Jere Thompson Jr. sells electricity. A lot of it.

With the help of 70,000 independent agents, Mr. Thompson has built Ambit Energy into the fastest-growing private company in the United States, according to Inc. magazine's 2010 rankings.

Mr. Thompson is undoubtedly a very smart man, but he did a very dumb thing in selling the business that preceded Ambit, a phone company called CapRock Fiber Network.

CapRock grew quickly to 1,300 employees, then in the year 2000, Mr. Thompson sold it to McLeodUSA, a larger telecommunications company, in return for stock. Two years later, the telecommunications market collapsed, McLeod went bankrupt, and the value of Mr. Thompson's stock went to zero. Years of equity evaporated because he traded equity in a company he controlled in return for equity in a company he did not.
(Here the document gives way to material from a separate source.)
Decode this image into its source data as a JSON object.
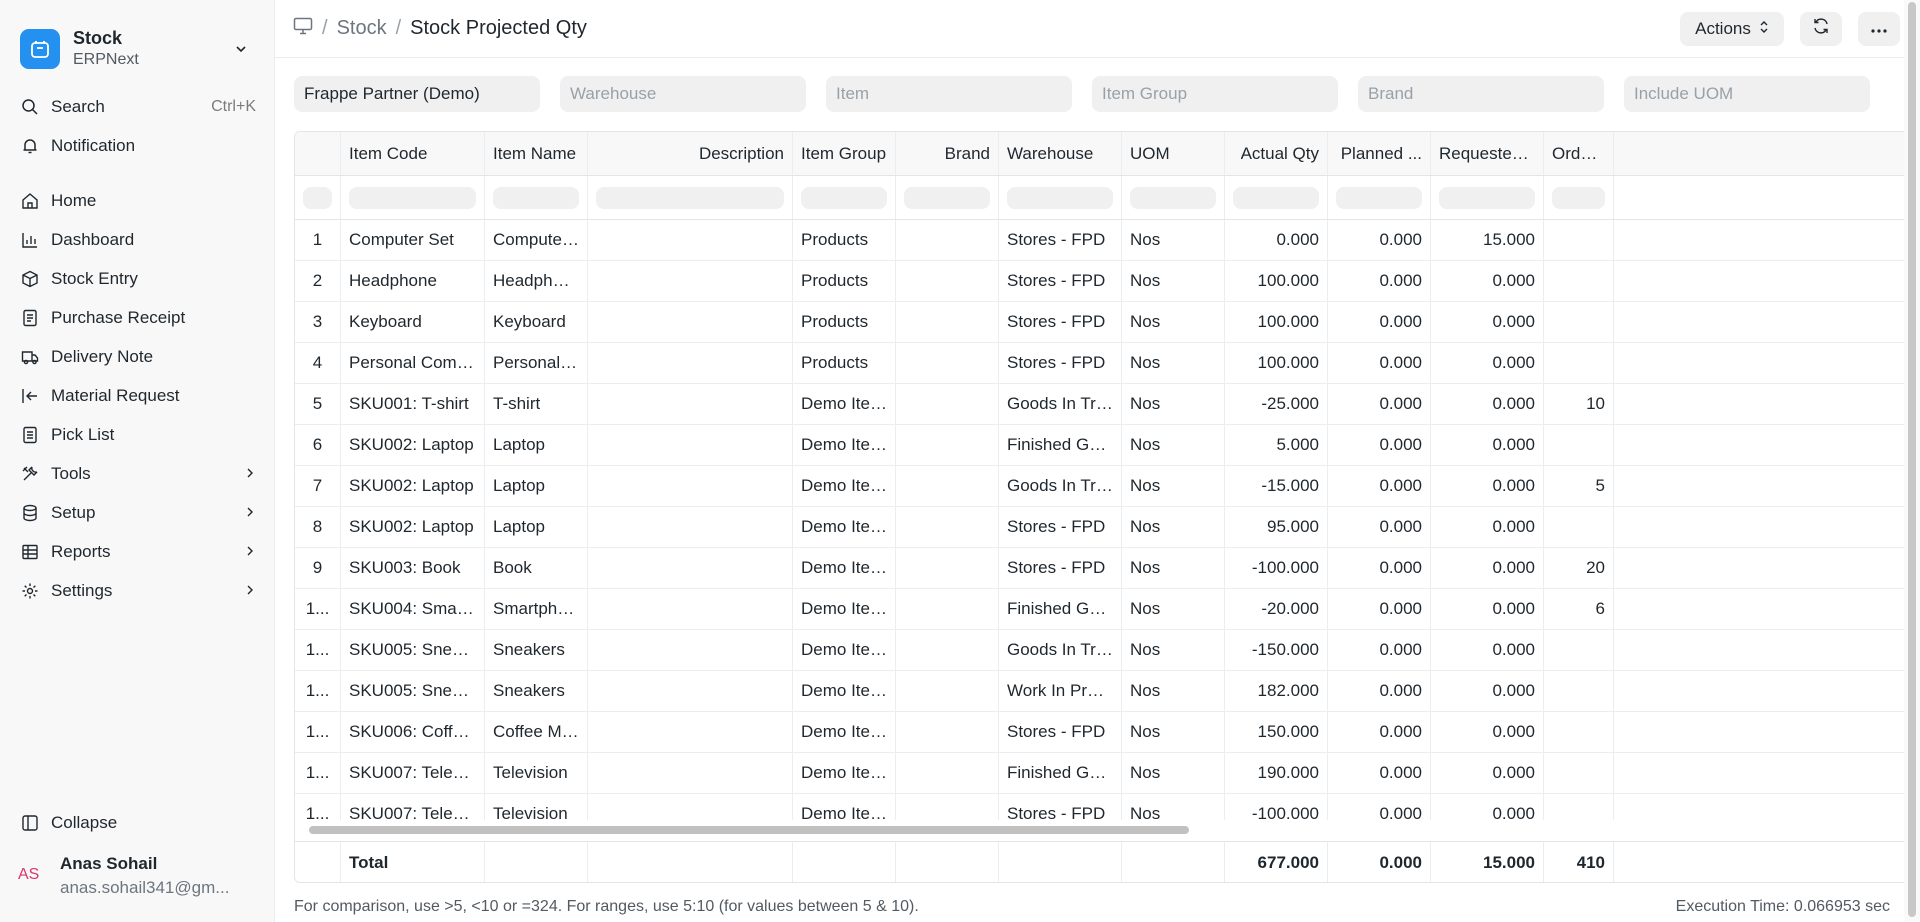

Liquidity and control are two currencies that should move in opposite directions. It's common and often rewarding to control an illiquid asset — practically the definition of entrepreneurship. Likewise, we don't expect to control a relatively liquid asset — we may buy a share in a public company, but we don't run the company.

One of the biggest reasons to sell your business is liquidity and the corresponding ability to diversify your assets. Instead of the thrilling-yet-dangerous tightrope walk of having most of your eggs in one basket, you get to sleep better at night because you're liquid.

If they choose to keep their eggs in one basket, the good entrepreneurs I know control everything. They know exactly how many eggs they have, how big the basket is, what it's made of and how far they can tilt it before an egg smashes to the ground.

Where does the energy and perseverance to build the fastest-growing company in the United States come from? Who knows, but my guess is in Mr. Thompson's case, a good chunk comes from the need to erase the memory of a very bad decision.

But what if the acquiring company offering you stock is a stable blue chip? Tell that to the shareholders of Enron, which Fortune magazine voted "America's most innovative company" the year before it went bankrupt, or to the guys who sold their company to Nortel in exchange for $100 in stock, or to the shareholders of BP before the Deepwater Horizon oil rig blew up.

Or maybe you know someone who sold his or her company for a slice of pre-IPO Google. Good for them. People win in Las Vegas every day. That doesn't mean it makes sense to bet your life's work on it.